Homeless is the sixth studio album from Australian prog band Anubis, who are in the process of making a name for themselves down under. Despite a couple of forays into Europe to play gigs, they have yet to fully make their mark in the United Kingdom. Anubis are classed as being neo-prog though they’re at the more melodic end of the genre, but nonetheless, this album is a good representation of their work. The band have declared themselves pleased with what they’ve come up with – particularly the track ‘Home,’ which has been released as a single.
So, is Homeless likely to be the album which raises Anubis’s profile somewhat? They’ve certainly made a decent stab at it, and there are some fine pieces of music on this album. Additionally, on Homeless they’ve gone with a series of shorter tracks, which contrasts from the lengthier ones on previous albums.
‘Reflective’ is a powerful opening track, starting slowly and gradually building up to a climax. ‘White Ashes’ and title track ‘Homeless’ are more classic rock than prog, whereas ‘Home’ is in the same vein as Lonely Robot’s album Please Come Home. ‘Gone’ uses some melancholic orchestral backing to good effect, and ‘The Tables Have Turned’ is a slow rock-based track. What gives the latter two songs an edge is the addition of a female voice behind the singer, and several other tracks on the album would have benefitted from this as well. All the way through the keyboards are used sparingly, and there are few providing any of the lush and ambient backing prog is occasionally renowned for.
Anubis are a band with lofty aspirations in their music and lyrics.
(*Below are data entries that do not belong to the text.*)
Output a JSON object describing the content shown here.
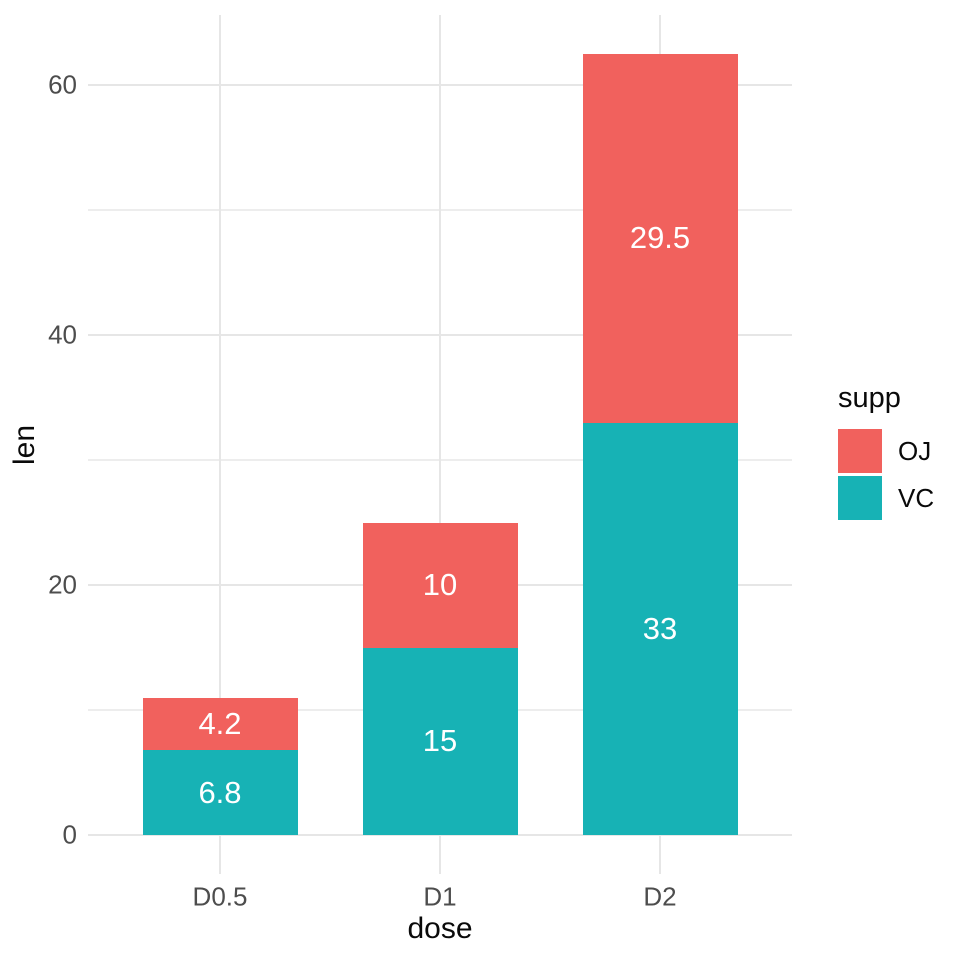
{
  "chart_data": {
    "type": "bar",
    "stacked": true,
    "orientation": "vertical",
    "title": "",
    "xlabel": "dose",
    "ylabel": "len",
    "categories": [
      "D0.5",
      "D1",
      "D2"
    ],
    "series": [
      {
        "name": "VC",
        "color": "#17b2b5",
        "values": [
          6.8,
          15,
          33
        ],
        "labels": [
          "6.8",
          "15",
          "33"
        ]
      },
      {
        "name": "OJ",
        "color": "#f1615d",
        "values": [
          4.2,
          10,
          29.5
        ],
        "labels": [
          "4.2",
          "10",
          "29.5"
        ]
      }
    ],
    "stack_order_bottom_to_top": [
      "VC",
      "OJ"
    ],
    "totals": [
      11,
      25,
      62.5
    ],
    "bar_label_color": "#ffffff",
    "y_major_ticks": [
      0,
      20,
      40,
      60
    ],
    "y_tick_labels": [
      "0",
      "20",
      "40",
      "60"
    ],
    "y_minor_gridlines": [
      10,
      30,
      50
    ],
    "ylim": [
      -3.125,
      65.625
    ],
    "grid": "on",
    "legend_position": "right",
    "theme": "minimal-white"
  },
  "legend": {
    "title": "supp",
    "entries": [
      {
        "label": "OJ",
        "color": "#f1615d"
      },
      {
        "label": "VC",
        "color": "#17b2b5"
      }
    ]
  },
  "colors": {
    "background": "#ffffff",
    "grid_major": "#e6e6e6",
    "grid_minor": "#ededed",
    "tick_label": "#4d4d4d",
    "axis_title": "#0a0a0a"
  }
}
One glance at their previous albums suggests that there is certainly no lack of ambition in their work, as well as in the risks they’re willing to take. The trite concerns of the ordinary everyday are not for them, as their lyrical themes revolve around much deeper issues. For instance, their 2011 album Tower of Silence mused on the subject of limbo as told through the narrative of an eleven year old girl who lived and died in a union workhouse in England.
Homeless is written from the individual’s perspective of the world as it appears in 2020, from the reliance on technology to the individual’s lifelong journey toward empathy and understanding. Yet, there’s little in the way of preaching in the lyrics, as the listener is left to decide for him/herself what they think it all means.
Australia isn’t exactly a hotbed of prog rock, but with bands like Southern Empire and Voyager beginning to make their name in the UK, who’s to say Anubis can’t follow in their slipstream?
Homeless will be released on 10th March.